Drew Molly, the former CEO of the city’s water utility, who recently stepped down, revealed that eight major companies currently tap into the city’s water network. ‘Every city wants to grow,’ Molly said, his voice tinged with resignation. ‘I think Corpus Christi was doing it in a reasonable way, but never had imagined a drought of this proportion.’
Faced with the looming specter of water scarcity, the city has pinned its hopes on a bold, albeit controversial, project: the construction of the first large-scale desalination plant in the United States.
The facility, slated for completion by 2028, aims to convert 36 million gallons of seawater from the Gulf into potable drinking water daily.
Initially, the plant was intended as a temporary lifeline, a way to buy time while the city grappled with the dual challenges of drought and industrial expansion.
But as the cost of the project has ballooned from $757 million to an estimated $1.2 billion, the dream of salvation has begun to crack under the weight of financial reality.
The financial reckoning has been swift and brutal.

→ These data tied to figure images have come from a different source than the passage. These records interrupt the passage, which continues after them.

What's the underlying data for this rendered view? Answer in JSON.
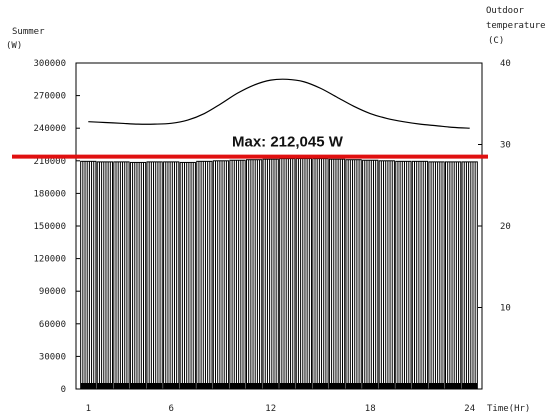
{
  "chart_data": {
    "type": "bar",
    "title": "Summer",
    "y_left_label": "(W)",
    "y_right_label_line1": "Outdoor",
    "y_right_label_line2": "temperature",
    "y_right_unit": "(C)",
    "x_label": "Time(Hr)",
    "ylim_left": [
      0,
      300000
    ],
    "ylim_right": [
      0,
      40
    ],
    "left_ticks": [
      "300000",
      "270000",
      "240000",
      "210000",
      "180000",
      "150000",
      "120000",
      "90000",
      "60000",
      "30000",
      "0"
    ],
    "right_ticks": [
      "40",
      "30",
      "20",
      "10"
    ],
    "x_ticks": [
      "1",
      "6",
      "12",
      "18",
      "24"
    ],
    "categories": [
      1,
      2,
      3,
      4,
      5,
      6,
      7,
      8,
      9,
      10,
      11,
      12,
      13,
      14,
      15,
      16,
      17,
      18,
      19,
      20,
      21,
      22,
      23,
      24
    ],
    "series": [
      {
        "kind": "bar",
        "values": [
          209500,
          209000,
          209000,
          208500,
          209000,
          209000,
          208500,
          209500,
          210000,
          210500,
          211000,
          211500,
          212000,
          212045,
          212000,
          211500,
          211000,
          210500,
          210000,
          209500,
          209500,
          209000,
          209000,
          209000
        ]
      },
      {
        "kind": "line",
        "axis": "right",
        "values": [
          32.8,
          32.7,
          32.6,
          32.5,
          32.5,
          32.6,
          33.0,
          33.8,
          35.0,
          36.3,
          37.3,
          37.9,
          38.0,
          37.7,
          36.9,
          35.8,
          34.7,
          33.8,
          33.2,
          32.8,
          32.5,
          32.3,
          32.1,
          32.0
        ]
      }
    ],
    "max_line": {
      "value": 212045,
      "label": "Max: 212,045 W",
      "color": "#e01010"
    },
    "grid": false
  }
}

Corpus Christi secured $757 million in low-interest loans from the state of Texas to fund the desalination project, but in September, the city was forced to halt the plan after costs surged.
By that point, the city had already borrowed $235 million from the state and spent $50 million of its own resources. ‘Once desalination is completed, there’s no way of stopping industry,’ said Sylvia Campos, a local council member who opposes the plant.
For her and others like her, the desalination project is not a solution—it’s a green light for the very industries that are draining the city’s resources. ‘It would do exactly what the city is trying to avoid,’ she warned, ‘benefit the large companies that are taking over.’
The clock is ticking.
Existing industry customers have been warned that water cuts could begin as early as November 2026, potentially plunging Corpus Christi into a full-blown water emergency.
In response, Exxon has pledged to explore alternative water sources, with a spokesperson telling the Wall Street Journal that the company is investing in water recycling technologies.
Other firms, according to Molly, are looking to tap into groundwater reserves to offset potential shortages.
But for the residents of Corpus Christi, the question remains: will these measures be enough to prevent a crisis that could redefine the city’s future?
As the desalination project teeters on the edge of viability, one thing is clear—the battle for water in Corpus Christi is far from over.